Le modèle français et espagnol d'administration électorale
| Auteur / Autrice : | Camilla Feliz de la cruz |
| Direction : | Emmanuel Cartier, Alejandro Torres |
| Type : | Projet de thèse |
| Discipline(s) : | Droit public |
| Date : | Inscription en doctorat le 01/10/2023 |
| Etablissement(s) : | Université de Lille (2022-....) en cotutelle avec Université publique de Navarre |
| Ecole(s) doctorale(s) : | École doctorale des Sciences Juridiques, Politiques et de Gestion |
| Partenaire(s) de recherche : | Laboratoire : Centre de Recherche Droits et Perspectives du Droit |
| Equipe de recherche : LERDP - L'Equipe de recherches en droit public |
Mots clés
Résumé
L'élection politique est souvent imaginée comme une procédure dans laquelle n'interviennent que deux acteurs : l'électeur et le candidat-élu. Néanmoins, l'acteur le plus important semble avoir été occulté, oublié et négligé, il s'agit d'un acteur silencieux, mais puissant : l'administration. En effet, c'est à l'administration que le citoyen a confié son vu. Le citoyen dépose sur les mains de l'administration son vote et l'administration donne un sens au choix de l'électeur, elle proclame l'élu en légitimant le pouvoir.

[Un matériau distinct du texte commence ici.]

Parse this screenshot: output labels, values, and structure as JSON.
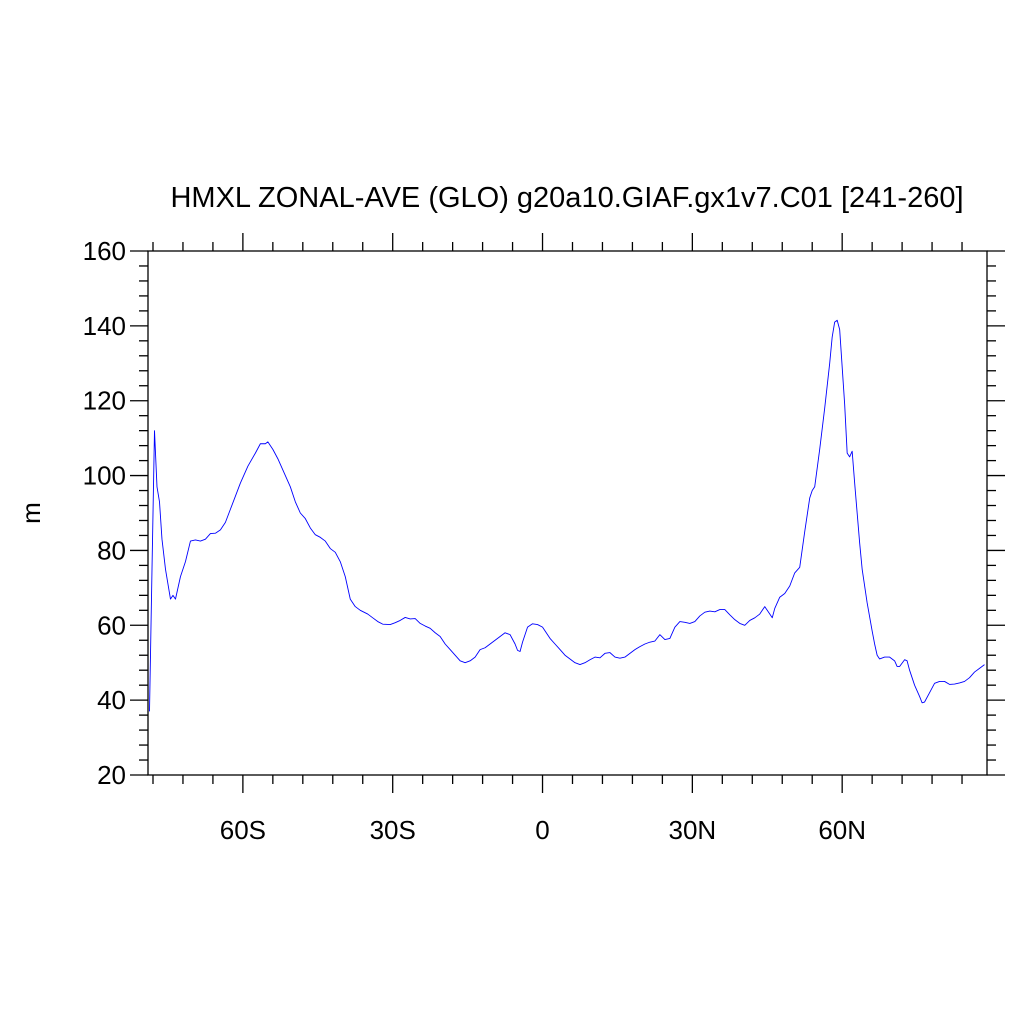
{
  "chart_data": {
    "type": "line",
    "title": "HMXL ZONAL-AVE (GLO) g20a10.GIAF.gx1v7.C01 [241-260]",
    "xlabel": "",
    "ylabel": "m",
    "xlim": [
      -79,
      89
    ],
    "ylim": [
      20,
      160
    ],
    "x_ticks": [
      {
        "value": -60,
        "label": "60S"
      },
      {
        "value": -30,
        "label": "30S"
      },
      {
        "value": 0,
        "label": "0"
      },
      {
        "value": 30,
        "label": "30N"
      },
      {
        "value": 60,
        "label": "60N"
      }
    ],
    "y_ticks": [
      20,
      40,
      60,
      80,
      100,
      120,
      140,
      160
    ],
    "grid": false,
    "line_color": "#0000ff",
    "series": [
      {
        "points": [
          [
            -78.7,
            37
          ],
          [
            -78.2,
            75
          ],
          [
            -77.7,
            112
          ],
          [
            -77.2,
            97
          ],
          [
            -76.7,
            93
          ],
          [
            -76.2,
            83
          ],
          [
            -75.5,
            75
          ],
          [
            -74.5,
            67
          ],
          [
            -74,
            68
          ],
          [
            -73.5,
            67
          ],
          [
            -72.5,
            73
          ],
          [
            -71.5,
            77
          ],
          [
            -70.5,
            82.5
          ],
          [
            -69.5,
            82.8
          ],
          [
            -68.5,
            82.5
          ],
          [
            -67.5,
            83
          ],
          [
            -66.5,
            84.5
          ],
          [
            -65.5,
            84.6
          ],
          [
            -64.5,
            85.5
          ],
          [
            -63.5,
            87.5
          ],
          [
            -62.5,
            91
          ],
          [
            -61.5,
            94.5
          ],
          [
            -60.5,
            98
          ],
          [
            -59,
            102.5
          ],
          [
            -57.5,
            106
          ],
          [
            -56.5,
            108.5
          ],
          [
            -55.5,
            108.5
          ],
          [
            -55,
            109
          ],
          [
            -54,
            107
          ],
          [
            -53,
            104.5
          ],
          [
            -51.5,
            100
          ],
          [
            -50.5,
            97
          ],
          [
            -49.5,
            93
          ],
          [
            -48.5,
            90
          ],
          [
            -47.5,
            88.5
          ],
          [
            -46.5,
            86
          ],
          [
            -45.5,
            84.2
          ],
          [
            -44.5,
            83.5
          ],
          [
            -43.5,
            82.5
          ],
          [
            -42.5,
            80.5
          ],
          [
            -41.5,
            79.5
          ],
          [
            -40.5,
            77
          ],
          [
            -39.5,
            73
          ],
          [
            -38.5,
            67
          ],
          [
            -37.5,
            65
          ],
          [
            -36.5,
            64
          ],
          [
            -35,
            63
          ],
          [
            -34,
            62
          ],
          [
            -33,
            61
          ],
          [
            -32,
            60.3
          ],
          [
            -30.5,
            60.2
          ],
          [
            -29.5,
            60.7
          ],
          [
            -28.5,
            61.3
          ],
          [
            -27.5,
            62.1
          ],
          [
            -26.5,
            61.7
          ],
          [
            -25.5,
            61.8
          ],
          [
            -24.5,
            60.5
          ],
          [
            -23.5,
            59.8
          ],
          [
            -22.5,
            59.2
          ],
          [
            -21.5,
            58
          ],
          [
            -20.5,
            57
          ],
          [
            -19.5,
            55
          ],
          [
            -18.5,
            53.5
          ],
          [
            -17.5,
            52
          ],
          [
            -16.5,
            50.5
          ],
          [
            -15.5,
            50
          ],
          [
            -14.5,
            50.5
          ],
          [
            -13.5,
            51.5
          ],
          [
            -12.5,
            53.5
          ],
          [
            -11.5,
            54
          ],
          [
            -10.5,
            55
          ],
          [
            -9.5,
            56
          ],
          [
            -8.5,
            57
          ],
          [
            -7.5,
            58
          ],
          [
            -6.5,
            57.5
          ],
          [
            -5.5,
            55
          ],
          [
            -5,
            53.3
          ],
          [
            -4.5,
            53
          ],
          [
            -4,
            55.5
          ],
          [
            -3.5,
            57.5
          ],
          [
            -3,
            59.5
          ],
          [
            -2,
            60.4
          ],
          [
            -1,
            60.2
          ],
          [
            0,
            59.5
          ],
          [
            0.5,
            58.5
          ],
          [
            1.5,
            56.5
          ],
          [
            2.5,
            55
          ],
          [
            3.5,
            53.5
          ],
          [
            4.5,
            52
          ],
          [
            5.5,
            51
          ],
          [
            6.5,
            50
          ],
          [
            7.5,
            49.5
          ],
          [
            8.5,
            50
          ],
          [
            9.5,
            50.8
          ],
          [
            10.5,
            51.5
          ],
          [
            11.5,
            51.3
          ],
          [
            12.5,
            52.5
          ],
          [
            13.5,
            52.7
          ],
          [
            14.5,
            51.5
          ],
          [
            15.5,
            51.2
          ],
          [
            16.5,
            51.5
          ],
          [
            17.5,
            52.5
          ],
          [
            18.5,
            53.5
          ],
          [
            19.5,
            54.3
          ],
          [
            20.5,
            55
          ],
          [
            21.5,
            55.5
          ],
          [
            22.5,
            55.8
          ],
          [
            23.5,
            57.5
          ],
          [
            24.5,
            56.2
          ],
          [
            25.5,
            56.5
          ],
          [
            26.5,
            59.5
          ],
          [
            27.5,
            61
          ],
          [
            28.5,
            60.8
          ],
          [
            29.5,
            60.5
          ],
          [
            30.5,
            61
          ],
          [
            31.5,
            62.5
          ],
          [
            32.5,
            63.5
          ],
          [
            33.5,
            63.8
          ],
          [
            34.5,
            63.6
          ],
          [
            35.5,
            64.2
          ],
          [
            36.5,
            64.2
          ],
          [
            37.5,
            62.8
          ],
          [
            38.5,
            61.5
          ],
          [
            39.5,
            60.5
          ],
          [
            40.5,
            60
          ],
          [
            41.5,
            61.3
          ],
          [
            42.5,
            62
          ],
          [
            43.5,
            63
          ],
          [
            44.5,
            65
          ],
          [
            45.5,
            63
          ],
          [
            46,
            62
          ],
          [
            46.5,
            64.5
          ],
          [
            47.5,
            67.5
          ],
          [
            48.5,
            68.5
          ],
          [
            49.5,
            70.5
          ],
          [
            50.5,
            74
          ],
          [
            51.5,
            75.5
          ],
          [
            52.5,
            85
          ],
          [
            53.5,
            94
          ],
          [
            54,
            96
          ],
          [
            54.5,
            97
          ],
          [
            55.5,
            107
          ],
          [
            56.5,
            118
          ],
          [
            57.5,
            130
          ],
          [
            58,
            137
          ],
          [
            58.5,
            141
          ],
          [
            59,
            141.5
          ],
          [
            59.5,
            139
          ],
          [
            60.5,
            119
          ],
          [
            61,
            106
          ],
          [
            61.5,
            105
          ],
          [
            62,
            106.5
          ],
          [
            62.5,
            98
          ],
          [
            63,
            90
          ],
          [
            63.5,
            82
          ],
          [
            64,
            75
          ],
          [
            65,
            66
          ],
          [
            66,
            58.5
          ],
          [
            66.5,
            55
          ],
          [
            67,
            52
          ],
          [
            67.5,
            51
          ],
          [
            68.5,
            51.5
          ],
          [
            69.5,
            51.5
          ],
          [
            70.5,
            50.5
          ],
          [
            71,
            49
          ],
          [
            71.5,
            49
          ],
          [
            72.5,
            50.8
          ],
          [
            73,
            50.5
          ],
          [
            73.5,
            48
          ],
          [
            74.5,
            44
          ],
          [
            75.5,
            41
          ],
          [
            76,
            39.3
          ],
          [
            76.5,
            39.5
          ],
          [
            77.5,
            42
          ],
          [
            78.5,
            44.5
          ],
          [
            79.5,
            45
          ],
          [
            80.5,
            45
          ],
          [
            81.5,
            44.2
          ],
          [
            82.5,
            44.3
          ],
          [
            83.5,
            44.6
          ],
          [
            84.5,
            45
          ],
          [
            85.5,
            46
          ],
          [
            86.5,
            47.5
          ],
          [
            87.5,
            48.5
          ],
          [
            88.5,
            49.5
          ]
        ]
      }
    ]
  }
}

L'élection politique s'érige ainsi comme un acte de confiance citoyenne envers l'administration. L'administration électorale fait référence à l'ensemble d'organes administratifs qui participent à l'organisation et au contrôle (administratif) de l'élection. L'absence d'une notion française d'administration électorale favorise la comparaison avec le système juridique espagnol qui connait une identification plus solide de la notion tant par la loi (Loi organique du régime électoral général) que par la doctrine. Les effets juridiques du contrôle de l'élection par l'administration conduisent à se questionner sur sa légitimité sous le prisme des principes d'impartialité, de neutralité, d'indépendance en vue de garantir la sincérité de scrutin. La thèse a pour ambition d'étudier la procédure électorale sous le prisme du droit administratif.